Le crunch en rugby, c’est l’opposition entre les anglais et les français. Que ce soit pour les hommes comme pour les femmes. Pour ce premier match face à l’Angleterre, dans cet EURO 2025 de football féminin que les joueuses des deux camps attendent « strong sur le plan physique », il y a beaucoup de l’esprit d’un « crunch ! »
Les raisons d’être d’un crunch
Dans ce match face à l’Angleterre, les françaises doivent s’imposer pour entériner les choix du coach de n’avoir pas sélectionné Wendie Renard, Eugénie le Sommer et Kenza Dali, jugées trop âgées et avec trop d’expérience pour le groupe.

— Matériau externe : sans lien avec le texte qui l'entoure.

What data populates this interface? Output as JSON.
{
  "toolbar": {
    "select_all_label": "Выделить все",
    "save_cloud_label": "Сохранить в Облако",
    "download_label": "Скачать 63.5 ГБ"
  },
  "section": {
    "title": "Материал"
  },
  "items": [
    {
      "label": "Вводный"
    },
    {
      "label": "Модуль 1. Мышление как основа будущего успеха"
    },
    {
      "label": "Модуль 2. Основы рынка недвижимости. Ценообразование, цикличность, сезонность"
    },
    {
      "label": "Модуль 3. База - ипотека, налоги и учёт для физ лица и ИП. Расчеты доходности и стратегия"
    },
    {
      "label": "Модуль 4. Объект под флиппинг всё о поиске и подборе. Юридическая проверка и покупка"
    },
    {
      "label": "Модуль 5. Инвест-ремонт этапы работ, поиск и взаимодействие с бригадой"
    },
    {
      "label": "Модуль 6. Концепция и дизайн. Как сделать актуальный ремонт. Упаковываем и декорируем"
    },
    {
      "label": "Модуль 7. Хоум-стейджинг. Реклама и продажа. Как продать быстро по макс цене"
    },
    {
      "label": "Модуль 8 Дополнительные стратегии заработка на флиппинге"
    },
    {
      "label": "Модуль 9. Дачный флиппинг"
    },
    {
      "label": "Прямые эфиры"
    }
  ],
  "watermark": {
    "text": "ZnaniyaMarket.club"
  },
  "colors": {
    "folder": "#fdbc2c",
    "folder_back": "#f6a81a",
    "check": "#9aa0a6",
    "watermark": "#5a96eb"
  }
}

Elles en sont propriétaires indirectes du fait que cette décision a fait éclore des joueuses silencieuses comme Sandy Toletti, Grace Geyoro, Sakina Karchaoui, Amel Majri qui, si elles avaient le statut de cadres au vue de leurs sélections, n’avaient pas la responsabilité morale du groupe.
L’Angleterre devant structurellement
C’est un crunch car l’Angleterre, depuis 2017, a cassé sa maison pour en construire une autre, en prenant la saison européenne plutôt que la saison d’été, en professionnalisant tous les clubs, en développant des sponsorings quatre fois plus conséquents sur le plan financier avec la Barclay’s et en bénéficiant de la manne financière des clubs masculins.
C’est un crunch parce que la France ne reviendra pas financièrement à hauteur des anglaises. Le football masculin va concentrer ses objectifs sur la réussite du contenu médiatique de la Ligue 1, pendant au moins quatre saisons, mettant de côté toute autre idée d’effort et d’investissement.
C’est un crunch parce que c’est maintenant ou jamais et qu’il faut donner une bonne raison à Michele Kang de se dire que la France et ses croissants commencent à coûter pas loin de 100 millions d’euros de cash. C’est beaucoup pour quelqu’un qui ne parle pas un mot de français et commence à les trouver peu courtois après les avoir trouvé vieux et sans grande idée.
C’est un crunch parce que la France du football a besoin d’une victoire et qu’il en a assez d’entendre parler des féminines pour des problèmes accessoires qu’on accepte uniquement quand on est riche.
Ce qui n’est pas le cas des françaises.
Les anglaises devant officiellement
C’est un crunch car les Anglaises ont réussi réellement à gagner en 2015 (3e du mondial), puis 4e en 2019, puis le titre 2022 avec l’Euro, sans oublier 2023, 2e du mondial. Et que nous, rien, en ayant été longtemps devant elles au classement FIFA (3e). Et maintenant derrière (10e)
Nous, on a des problèmes de joueuses, on ne sait pas si on est sur le bon chemin, on écrit une histoire qu’on souhaite indélébile et surtout pas qu’elle se transforme de manière débile.
C’est pas le titre, c’est juste un Crunch.
Qui n’a qu’une raison d’être : éclater de bonheur quand on le gagne. Baisser la tête et se taire quand on perd.
Le choix est vite fait.
Samedi 5 Juillet à 21h sur les antennes du groupe TF1.